Binary Cross-Entropy: In our previous project (Digit Recognizer), the AI had to choose between 10 different numbers, so we used Sparse Categorical cross-entropy. Here, there are only two possible answers (Positive or Negative), so we must use Binary cross-entropy as our loss function.
Sigmoid Activation: The final layer uses a sigmoid function. This creates an “S-shaped” curve that takes any number the network calculates and squashes it into a neat probability percentage between exactly 0.0 and 1.0.
Execution Guide
Ensure TensorFlow is installed: Open your terminal and verify you have it installed: pip install tensorflow numpy
Save the file: Create a new Python file named sentiment_analyzer.py and paste the code above.

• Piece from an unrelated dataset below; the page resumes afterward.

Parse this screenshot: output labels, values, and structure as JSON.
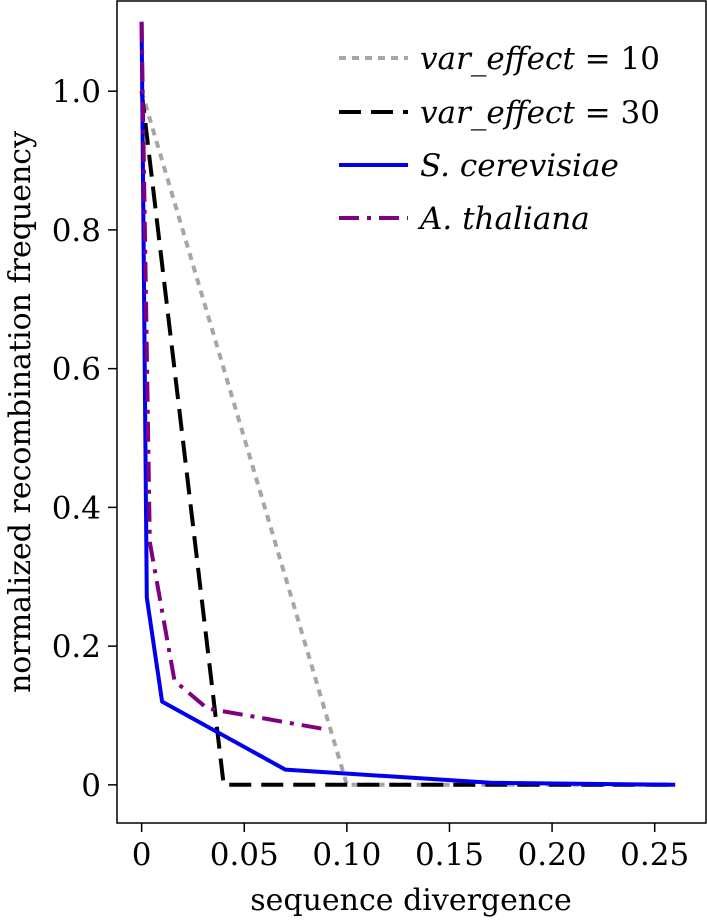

Run the script: Execute the script from your terminal: python sentiment_analyzer.py
Observe the Output: Watch the terminal as Keras compiles the architecture and trains the model. Once it finishes its 3 training epochs, it will grab a random movie review, translate the numbers back into readable English, and print out exactly what emotion the AI detected in the text!